実際の作り方:シンプルな幌型テントを例に
ここでは、アルミパイプを使った折りたたみ式の幌型テントをイメージして、大まかな流れを説明します。
- 荷台の採寸
まずは軽トラの荷台を正確に測ります。内寸、外寸、アオリの高さ、タイダウンフックの位置などを記録。ここで数ミリずれていると、後々致命的なズレになるので丁寧に。 - フレームの切断と組み立て
採寸データをもとに、アルミパイプを必要な長さに切断します。ジョイント部分は、市販のアルミ用コネクタを使うか、ボルトで固定できるように端部を潰す加工を施します。骨組みは、まず荷台の四隅に立つ「柱」を作り、その上に屋根にあたる「梁」を渡すシンプルな構造が基本です。強度を出すために、対角線上に筋交いを入れるのを忘れずに。 - 荷台への固定
完成したフレームをどう荷台に固定するか。これが安全面で最もシビアな工程です。アオリ部分に穴を開けたくない人は、クランプ式の固定具を使うか、既存のタイダウンフックにターンバックルで固定する方法があります。走行中に外れないよう、予備のロープやベルトで二重三重に固定するくらいの安全マージンを持ってください。 - シートの取り付け
フレームにシートを被せ、スナップボタンやマジックテープ、ゴムロープで固定します。風でバタつかないように、ピンと張れるよう調整しましょう。
自作派も知っておきたい、おすすめの市販キット事情
「自作にチャレンジしたいけど、やっぱり不安」
という人のために、市販の軽トラテントキットもいくつかピックアップしておきます。これらを「お手本」として研究するのも良いでしょう。

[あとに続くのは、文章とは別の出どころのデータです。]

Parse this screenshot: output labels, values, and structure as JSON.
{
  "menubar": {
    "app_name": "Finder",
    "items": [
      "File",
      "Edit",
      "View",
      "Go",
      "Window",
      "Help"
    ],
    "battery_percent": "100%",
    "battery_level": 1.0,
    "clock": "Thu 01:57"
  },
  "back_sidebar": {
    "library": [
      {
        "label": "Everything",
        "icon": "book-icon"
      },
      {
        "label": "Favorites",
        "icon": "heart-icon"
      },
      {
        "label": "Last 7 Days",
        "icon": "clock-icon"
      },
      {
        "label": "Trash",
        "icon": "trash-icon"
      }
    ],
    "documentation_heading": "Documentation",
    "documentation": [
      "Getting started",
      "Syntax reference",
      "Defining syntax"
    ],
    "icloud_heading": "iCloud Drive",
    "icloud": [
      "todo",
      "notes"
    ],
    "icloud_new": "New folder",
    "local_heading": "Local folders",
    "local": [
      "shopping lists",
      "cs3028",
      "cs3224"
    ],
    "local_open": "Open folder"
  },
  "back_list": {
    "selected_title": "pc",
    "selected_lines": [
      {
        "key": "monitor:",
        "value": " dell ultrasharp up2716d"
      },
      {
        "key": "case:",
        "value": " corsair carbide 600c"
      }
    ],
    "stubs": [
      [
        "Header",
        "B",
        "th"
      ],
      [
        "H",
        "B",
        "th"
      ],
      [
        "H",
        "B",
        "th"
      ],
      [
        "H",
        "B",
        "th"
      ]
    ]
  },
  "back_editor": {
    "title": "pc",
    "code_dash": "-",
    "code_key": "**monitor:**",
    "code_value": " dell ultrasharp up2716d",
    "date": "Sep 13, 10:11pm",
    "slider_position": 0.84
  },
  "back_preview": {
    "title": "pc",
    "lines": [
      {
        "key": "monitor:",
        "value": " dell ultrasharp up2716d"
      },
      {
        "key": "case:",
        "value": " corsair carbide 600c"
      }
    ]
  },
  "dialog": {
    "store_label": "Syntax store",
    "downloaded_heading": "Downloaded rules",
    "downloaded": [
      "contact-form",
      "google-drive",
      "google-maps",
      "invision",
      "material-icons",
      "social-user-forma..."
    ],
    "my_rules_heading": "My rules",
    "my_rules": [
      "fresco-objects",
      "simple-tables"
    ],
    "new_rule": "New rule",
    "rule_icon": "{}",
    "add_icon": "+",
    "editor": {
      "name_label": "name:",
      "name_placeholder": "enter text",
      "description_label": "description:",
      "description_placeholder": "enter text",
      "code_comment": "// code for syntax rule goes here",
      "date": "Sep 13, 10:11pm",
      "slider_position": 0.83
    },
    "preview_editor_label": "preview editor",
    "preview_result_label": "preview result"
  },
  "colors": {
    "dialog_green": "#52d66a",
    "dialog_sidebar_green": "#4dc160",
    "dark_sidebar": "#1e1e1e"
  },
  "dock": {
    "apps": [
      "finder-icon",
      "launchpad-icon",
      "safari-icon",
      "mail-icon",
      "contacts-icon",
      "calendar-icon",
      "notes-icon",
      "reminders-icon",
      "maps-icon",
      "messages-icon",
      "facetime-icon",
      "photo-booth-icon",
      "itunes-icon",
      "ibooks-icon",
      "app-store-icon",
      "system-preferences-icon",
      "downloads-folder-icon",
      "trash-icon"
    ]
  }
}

CAR FACTORY TARBOW Bug-truckは、工具不要で取り付けられる手軽さが魅力です。サンエイ RV-1は、20万円を切る価格で、コストパフォーマンスに優れています。アルミフレーム採用の井坂自動車 CARVO-IN30は、内装を自由度の高い空間にできるので、自作の手本として参考になります。
費用対効果や完成度を考えたとき、「土台は市販キット、内装は自作」というハイブリッドな選択肢が最も現実的な解だと感じる場面は多いです。
安全・法令・マナーを守って快適な軽トラキャンプを
軽トラ荷台テント自作で最も大切なことは、自分と周りの人の安全です。荷台に人が乗った状態で走行しないのは大前提。これは道路交通法違反です。あくまでもテントは停車中に使うものです。
また、駐車場所のルールも確認を。道の駅やサービスエリアでの車中泊はマナーが問われる場面です。テントを広げすぎて隣のスペースを圧迫しないか、夜間の発電機の騒音は大丈夫か。そうした配慮が、この趣味を長く楽しむ秘訣です。
さあ、あなたも世界に一台だけの軽トラキャンパーを作り上げてください。最初の一歩は、荷台の採寸から。その行動が、明日からのアウトドアライフをきっと変えます。